Jakarta, elaeis.co - Biasanya, kalau anak-anak lolos beasiswa full pembiayaan, mereka akan sumringah dan bangga. Sebab segala sesuatunya sudah tersedia, termasuk jemputan dari bandara tujuan. Istilah katanya, mahasiswa tinggal bawa badan saja. 

Tapi untuk Beasiswa Sawit yang katanya full pembiayaan ini, rupanya tak seperti itu. Anak-anak yang sudah dinyatakan lulus justru musti membiaya sendiri dulu dirinya hingga sampai ke kampus tujuan. Pemondokan juga harus ditalangi sendiri dulu. 

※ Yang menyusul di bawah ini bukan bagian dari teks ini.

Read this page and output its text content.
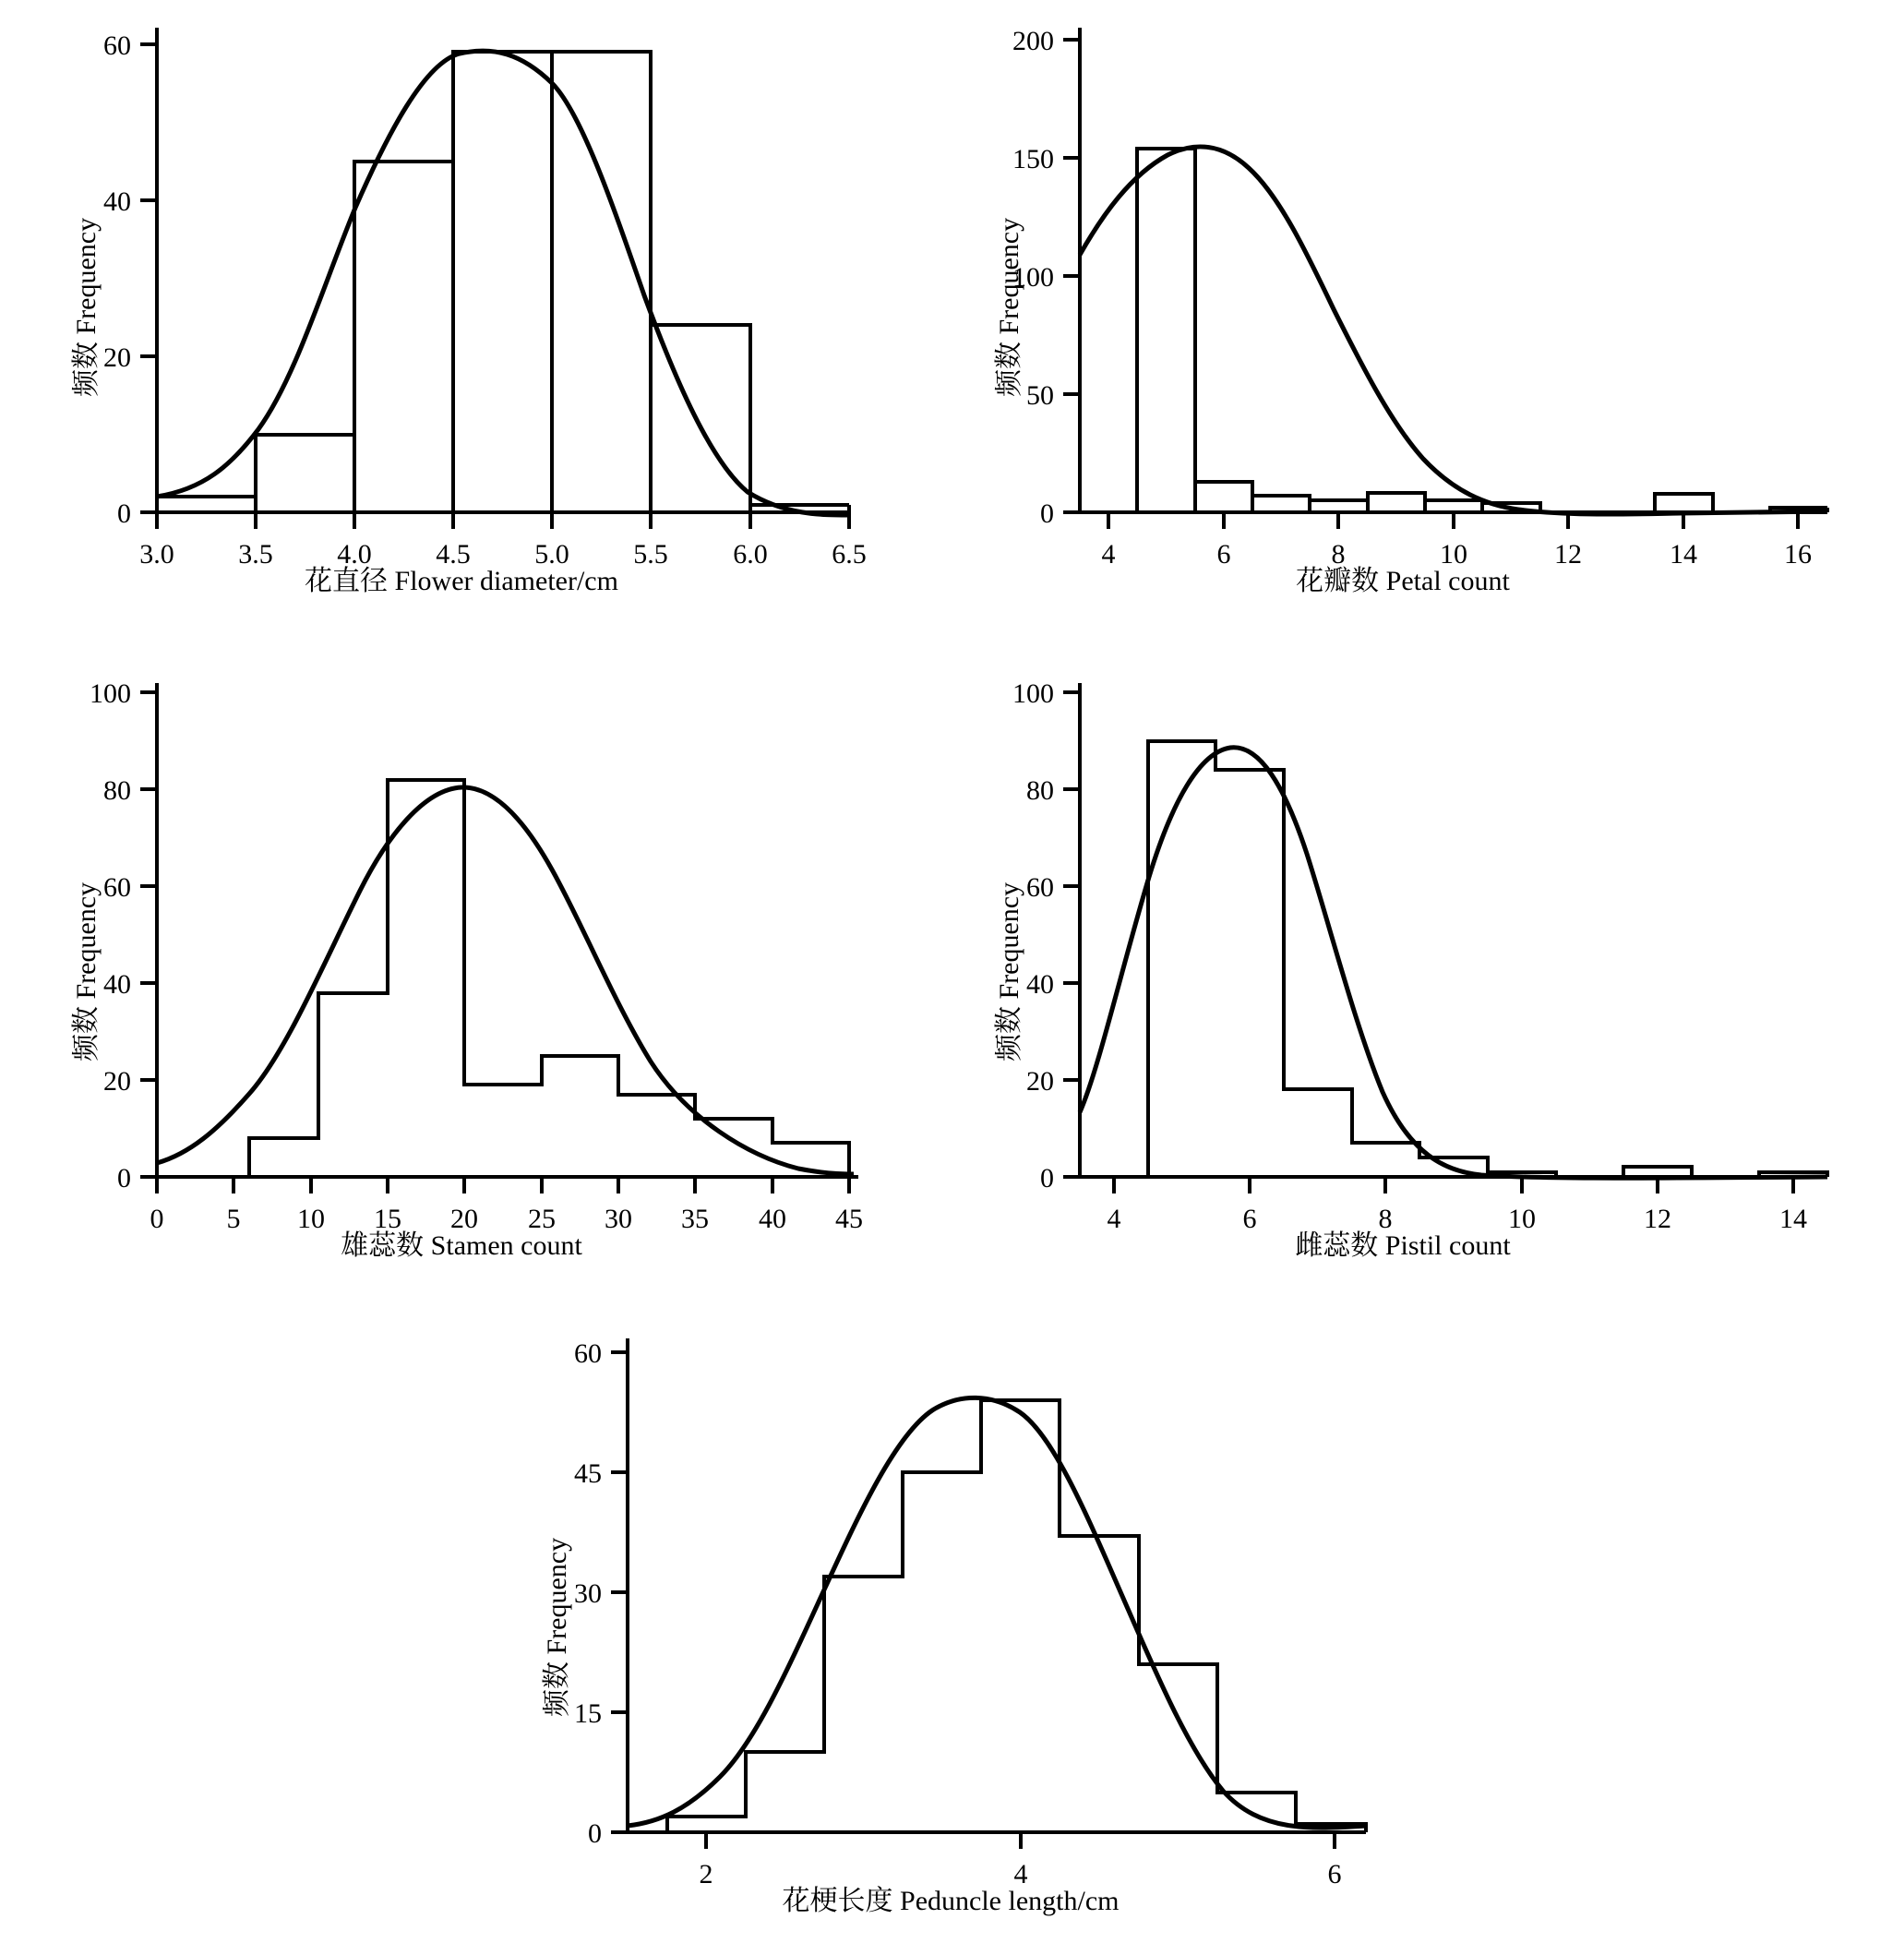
频数 Frequency
0
20
40
60
3.0 3.5 4.0 4.5 5.0 5.5 6.0 6.5
花直径 Flower diameter/cm
频数 Frequency
0
50
100
150
200
4	6	8	10	12	14	16
花瓣数 Petal count
频数 Frequency
0
20
40
60
80
100
0 5 10 15 20 25 30 35 40 45
雄蕊数 Stamen count
频数 Frequency
0
20
40
60
80
100
4	6	8	10	12	14
雌蕊数 Pistil count
频数 Frequency
0
15
30
45
60
2	4	6
花梗长度 Peduncle length/cm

Inilah yang membikin para anak petani dan buruh sawit dari seantoro nusantara panik. Selain lantaran belum pernah ke kampus tujuan, mereka juga harus mengusahakan duit dulu. 

"Tidak ada penjemputan dari bandara tujuan. Soal biaya yang dikeluarkan calon mahasiswa, nanti BPDKS yang mengurusi pembayarannya," begitulah omongan admin panitia Beasiswa Sawit yang ditelepon oleh admin Dewan Pimpinan Pusat Asosiasi Petani Kelapa Sawit Indonesia (DPP-Apkasindo). Jawaban ini sontak membikin kaget. 

"Namanya juga anak-anak kampung, berangkat sendiri itu rawan. Belum lagi harus mendahulukan biaya, ini sangat memberatkan. Iya kalau segera diganti, tapi ini kan reimburse nya bisa sampai 6 bulan,” Ketua Umum DPP- Apkasindo, Gulat Medali Emas Manurung merutuk dalam konfrensi pers yang digelar di Sekretariat DPP Apkasindo di kawasan Thamrin Jakarta, kemarin.